Mengapa di zaman sekarang semakin mudah menemukan informasi, tetapi semakin sulit menemukan ilmu yang benar?
Rasulullah saw telah mengabarkan bahwa salah satu tanda semakin dekatnya Hari Kiamat adalah hilangnya ilmu. Namun, ilmu tidak hilang karena buku-buku lenyap atau manusia lupa membaca. Ilmu akan berkurang ketika para ulama yang mengajarkannya telah wafat dan tidak ada lagi yang menggantikan mereka dengan baik.

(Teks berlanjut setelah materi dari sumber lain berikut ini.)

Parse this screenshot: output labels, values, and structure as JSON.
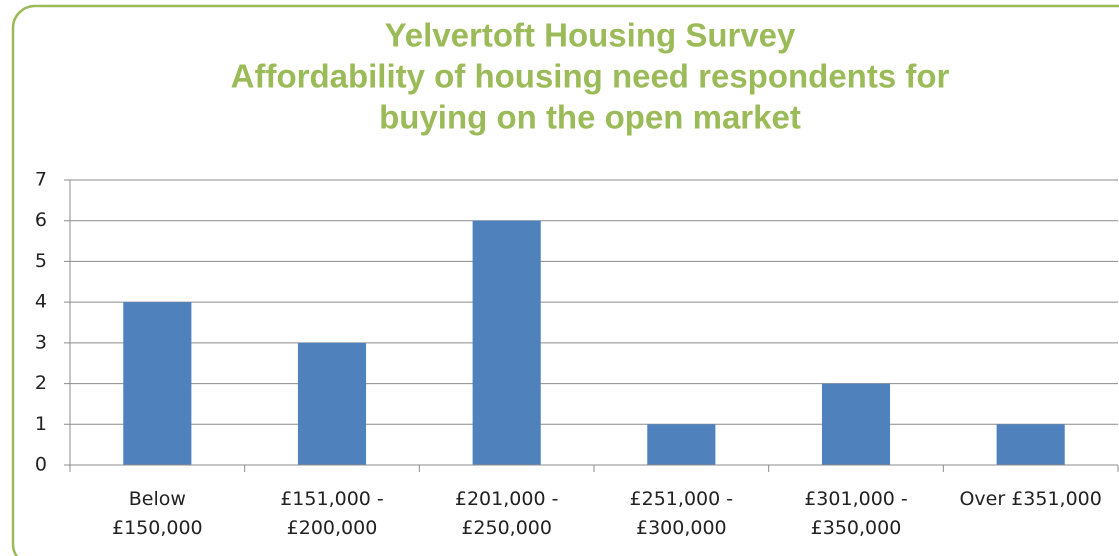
{
  "chart_data": {
    "type": "bar",
    "title": [
      "Yelvertoft Housing Survey",
      "Affordability of housing need respondents for",
      "buying on the open market"
    ],
    "categories": [
      "Below\n£150,000",
      "£151,000 -\n£200,000",
      "£201,000 -\n£250,000",
      "£251,000 -\n£300,000",
      "£301,000 -\n£350,000",
      "Over £351,000"
    ],
    "values": [
      4,
      3,
      6,
      1,
      2,
      1
    ],
    "color": "#4f81bd",
    "ylim": [
      0,
      7
    ],
    "yticks": [
      0,
      1,
      2,
      3,
      4,
      5,
      6,
      7
    ],
    "grid": true
  }
}
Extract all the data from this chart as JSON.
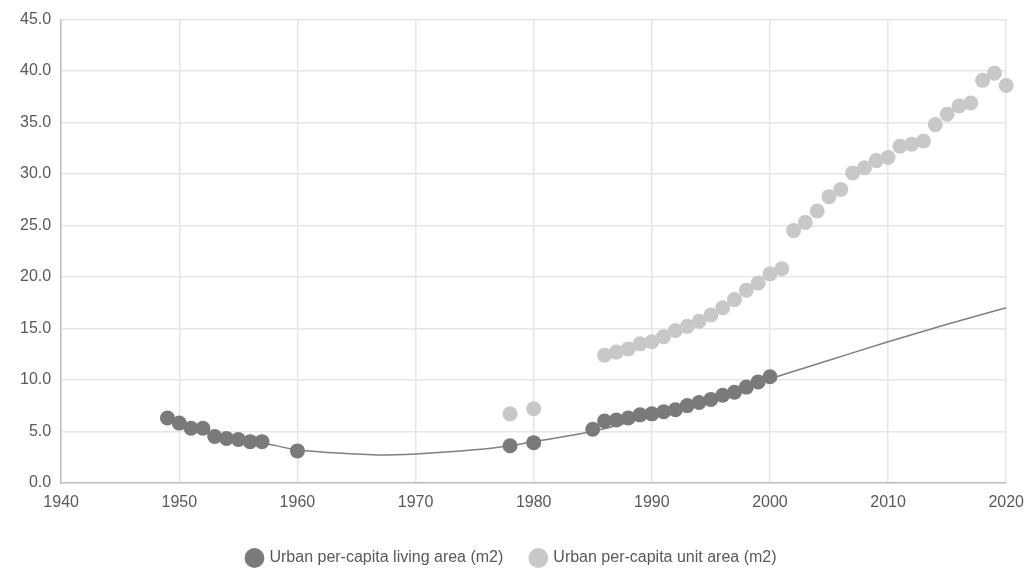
{
  "chart_data": {
    "type": "scatter",
    "xlim": [
      1940,
      2020
    ],
    "xticks": [
      1940,
      1950,
      1960,
      1970,
      1980,
      1990,
      2000,
      2010,
      2020
    ],
    "ylim": [
      0,
      45
    ],
    "yticks": [
      {
        "value": 0,
        "label": "0.0"
      },
      {
        "value": 5,
        "label": "5.0"
      },
      {
        "value": 10,
        "label": "10.0"
      },
      {
        "value": 15,
        "label": "15.0"
      },
      {
        "value": 20,
        "label": "20.0"
      },
      {
        "value": 25,
        "label": "25.0"
      },
      {
        "value": 30,
        "label": "30.0"
      },
      {
        "value": 35,
        "label": "35.0"
      },
      {
        "value": 40,
        "label": "40.0"
      },
      {
        "value": 45,
        "label": "45.0"
      }
    ],
    "grid": true,
    "legend": "bottom",
    "marker": "circle",
    "series": [
      {
        "name": "Urban per-capita living area (m2)",
        "color": "#7a7a7a",
        "x": [
          1949,
          1950,
          1951,
          1952,
          1953,
          1954,
          1955,
          1956,
          1957,
          1960,
          1978,
          1980,
          1985,
          1986,
          1987,
          1988,
          1989,
          1990,
          1991,
          1992,
          1993,
          1994,
          1995,
          1996,
          1997,
          1998,
          1999,
          2000
        ],
        "values": [
          6.3,
          5.8,
          5.3,
          5.3,
          4.5,
          4.3,
          4.2,
          4.0,
          4.0,
          3.1,
          3.6,
          3.9,
          5.2,
          6.0,
          6.1,
          6.3,
          6.6,
          6.7,
          6.9,
          7.1,
          7.5,
          7.8,
          8.1,
          8.5,
          8.8,
          9.3,
          9.8,
          10.3
        ]
      },
      {
        "name": "Urban per-capita unit area (m2)",
        "color": "#c8c8c8",
        "x": [
          1978,
          1980,
          1986,
          1987,
          1988,
          1989,
          1990,
          1991,
          1992,
          1993,
          1994,
          1995,
          1996,
          1997,
          1998,
          1999,
          2000,
          2001,
          2002,
          2003,
          2004,
          2005,
          2006,
          2007,
          2008,
          2009,
          2010,
          2011,
          2012,
          2013,
          2014,
          2015,
          2016,
          2017,
          2018,
          2019,
          2020
        ],
        "values": [
          6.7,
          7.2,
          12.4,
          12.7,
          13.0,
          13.5,
          13.7,
          14.2,
          14.8,
          15.2,
          15.7,
          16.3,
          17.0,
          17.8,
          18.7,
          19.4,
          20.3,
          20.8,
          24.5,
          25.3,
          26.4,
          27.8,
          28.5,
          30.1,
          30.6,
          31.3,
          31.6,
          32.7,
          32.9,
          33.2,
          34.8,
          35.8,
          36.6,
          36.9,
          39.1,
          39.8,
          38.6
        ]
      },
      {
        "type": "line",
        "color": "#7f7f7f",
        "marker": "none",
        "x": [
          1949,
          1952,
          1955,
          1957,
          1960,
          1965,
          1967,
          1970,
          1975,
          1978,
          1980,
          1985,
          1990,
          1995,
          2000,
          2005,
          2010,
          2015,
          2020
        ],
        "values": [
          6.0,
          5.0,
          4.3,
          3.9,
          3.2,
          2.8,
          2.7,
          2.8,
          3.2,
          3.6,
          4.0,
          5.0,
          6.5,
          8.2,
          10.1,
          11.9,
          13.7,
          15.4,
          17.0
        ]
      }
    ]
  }
}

عَنْ عَبْدِ اللَّهِ بْنِ عَمْرٍو رَضِيَ اللَّهُ عَنْهُمَا، أَنَّ النَّبِيَّ ﷺ قَالَ:
إِنَّ اللَّهَ لَا يَقْبِضُ الْعِلْمَ انْتِزَاعًا يَنْتَزِعُهُ مِنَ النَّاسِ، وَلَكِنْ يَقْبِضُ الْعِلْمَ بِقَبْضِ الْعُلَمَاءِ…
Dari Abdullah bin Amr radhiyallahu ‘anhuma, Rasulullah saw bersabda:
“Sesungguhnya Allah tidak mencabut ilmu dengan mencabutnya langsung dari manusia, tetapi Allah mencabut ilmu dengan mewafatkan para ulama…”

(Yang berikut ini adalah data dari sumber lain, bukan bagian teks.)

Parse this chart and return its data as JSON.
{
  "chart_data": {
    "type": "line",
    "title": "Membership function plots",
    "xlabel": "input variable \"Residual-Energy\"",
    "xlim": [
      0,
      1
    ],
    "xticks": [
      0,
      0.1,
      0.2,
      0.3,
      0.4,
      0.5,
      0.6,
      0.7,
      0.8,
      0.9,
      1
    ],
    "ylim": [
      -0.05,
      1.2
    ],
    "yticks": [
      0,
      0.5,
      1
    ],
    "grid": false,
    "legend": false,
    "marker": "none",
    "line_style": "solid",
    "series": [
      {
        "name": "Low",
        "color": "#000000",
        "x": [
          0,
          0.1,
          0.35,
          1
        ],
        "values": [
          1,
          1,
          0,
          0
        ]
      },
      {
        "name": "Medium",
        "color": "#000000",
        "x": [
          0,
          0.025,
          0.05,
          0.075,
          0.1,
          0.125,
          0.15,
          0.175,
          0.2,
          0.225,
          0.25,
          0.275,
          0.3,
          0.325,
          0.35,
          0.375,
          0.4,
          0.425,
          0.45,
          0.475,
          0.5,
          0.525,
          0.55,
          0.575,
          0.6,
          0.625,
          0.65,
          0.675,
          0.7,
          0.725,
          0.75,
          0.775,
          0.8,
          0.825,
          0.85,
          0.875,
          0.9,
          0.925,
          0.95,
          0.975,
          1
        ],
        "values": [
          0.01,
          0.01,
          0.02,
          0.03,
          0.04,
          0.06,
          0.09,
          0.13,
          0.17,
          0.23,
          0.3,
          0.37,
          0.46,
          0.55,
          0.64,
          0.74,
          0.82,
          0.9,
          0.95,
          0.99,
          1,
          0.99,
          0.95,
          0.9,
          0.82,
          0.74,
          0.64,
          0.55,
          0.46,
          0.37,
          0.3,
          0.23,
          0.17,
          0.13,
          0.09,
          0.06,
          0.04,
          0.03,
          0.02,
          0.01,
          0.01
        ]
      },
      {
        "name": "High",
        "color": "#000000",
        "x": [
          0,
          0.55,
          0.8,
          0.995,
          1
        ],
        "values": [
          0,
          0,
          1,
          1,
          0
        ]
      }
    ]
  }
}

(Abdullah bin Amr RA, Kitab: Shahih Al-Bukhari, No: 7307.)
Hadis ini menjelaskan bahwa hilangnya ilmu terjadi secara bertahap. Ketika para ulama yang memiliki ilmu dan pemahaman agama wafat, manusia kehilangan tempat untuk belajar dan bertanya. Jika tidak ada generasi yang melanjutkan perjuangan mereka, maka ilmu agama akan semakin berkurang. Akibatnya, banyak orang berbicara tentang agama tanpa dasar ilmu yang benar, sehingga kesalahan dan kesesatan semakin mudah menyebar.

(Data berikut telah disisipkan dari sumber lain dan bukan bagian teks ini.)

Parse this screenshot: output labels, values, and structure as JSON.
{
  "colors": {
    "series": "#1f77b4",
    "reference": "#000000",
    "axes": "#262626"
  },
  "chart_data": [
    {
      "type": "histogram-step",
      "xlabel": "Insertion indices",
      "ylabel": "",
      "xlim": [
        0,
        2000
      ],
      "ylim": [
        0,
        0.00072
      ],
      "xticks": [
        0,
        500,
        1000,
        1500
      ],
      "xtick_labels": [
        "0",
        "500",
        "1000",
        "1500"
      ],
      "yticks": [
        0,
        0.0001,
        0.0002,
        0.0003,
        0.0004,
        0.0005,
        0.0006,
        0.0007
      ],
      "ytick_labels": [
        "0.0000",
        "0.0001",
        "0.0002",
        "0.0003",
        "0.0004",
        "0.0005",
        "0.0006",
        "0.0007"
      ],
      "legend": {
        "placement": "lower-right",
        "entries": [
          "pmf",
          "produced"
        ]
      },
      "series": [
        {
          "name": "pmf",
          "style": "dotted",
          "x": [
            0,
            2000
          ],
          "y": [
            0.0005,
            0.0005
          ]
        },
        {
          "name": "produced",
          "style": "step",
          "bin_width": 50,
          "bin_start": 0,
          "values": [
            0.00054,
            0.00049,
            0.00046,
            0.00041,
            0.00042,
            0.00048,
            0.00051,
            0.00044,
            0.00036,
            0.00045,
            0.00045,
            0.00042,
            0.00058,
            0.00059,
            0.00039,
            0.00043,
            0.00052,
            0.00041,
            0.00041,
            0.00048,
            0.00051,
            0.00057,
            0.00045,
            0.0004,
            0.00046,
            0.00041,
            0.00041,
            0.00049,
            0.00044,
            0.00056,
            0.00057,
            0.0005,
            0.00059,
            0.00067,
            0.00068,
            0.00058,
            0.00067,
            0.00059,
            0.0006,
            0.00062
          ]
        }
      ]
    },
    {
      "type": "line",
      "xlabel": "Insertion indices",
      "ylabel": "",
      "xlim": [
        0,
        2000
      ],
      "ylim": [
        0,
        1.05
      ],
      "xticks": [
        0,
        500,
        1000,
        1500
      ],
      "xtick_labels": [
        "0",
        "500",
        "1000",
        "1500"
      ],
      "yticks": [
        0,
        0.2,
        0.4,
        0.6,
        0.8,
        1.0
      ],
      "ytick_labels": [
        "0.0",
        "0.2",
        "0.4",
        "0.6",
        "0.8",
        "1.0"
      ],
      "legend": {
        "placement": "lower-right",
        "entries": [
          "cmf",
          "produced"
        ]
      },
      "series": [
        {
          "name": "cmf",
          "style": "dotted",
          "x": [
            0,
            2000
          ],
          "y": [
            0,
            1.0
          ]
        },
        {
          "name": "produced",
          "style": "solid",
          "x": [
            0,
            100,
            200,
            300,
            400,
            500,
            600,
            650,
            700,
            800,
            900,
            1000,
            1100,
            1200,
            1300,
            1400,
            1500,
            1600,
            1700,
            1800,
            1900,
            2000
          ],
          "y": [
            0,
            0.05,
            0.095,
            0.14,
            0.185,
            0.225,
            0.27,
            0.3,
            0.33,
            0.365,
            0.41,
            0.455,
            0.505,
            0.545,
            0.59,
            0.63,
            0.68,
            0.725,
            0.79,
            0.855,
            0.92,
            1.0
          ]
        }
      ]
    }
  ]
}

Keadaan seperti ini dapat kita lihat pada masa sekarang. Banyak orang lebih mudah mempercayai informasi yang beredar di media sosial daripada belajar kepada para ulama yang memiliki ilmu. Tidak sedikit pula orang yang berbicara tentang hukum agama tanpa memiliki dasar yang kuat. Padahal, ilmu agama harus dipelajari dari Al-Qur’an, hadis, dan penjelasan para ulama yang terpercaya.
Sebagai seorang muslim, kita harus berusaha menjaga ilmu dengan terus belajar, menghadiri majelis ilmu, membaca kitab-kitab yang benar, dan mengambil ilmu dari guru yang memiliki pemahaman yang lurus. Selain itu, ilmu yang telah dipelajari juga harus diamalkan dan diajarkan kepada orang lain agar tidak terputus.
Hadis ini mengingatkan bahwa hilangnya ilmu bukan sekadar berkurangnya pengetahuan, tetapi juga menjadi salah satu tanda semakin dekatnya Hari Kiamat. Oleh karena itu, jangan menunda untuk belajar agama, karena ilmu yang benar adalah cahaya yang akan membimbing kita menuju keselamatan di dunia maupun di akhirat.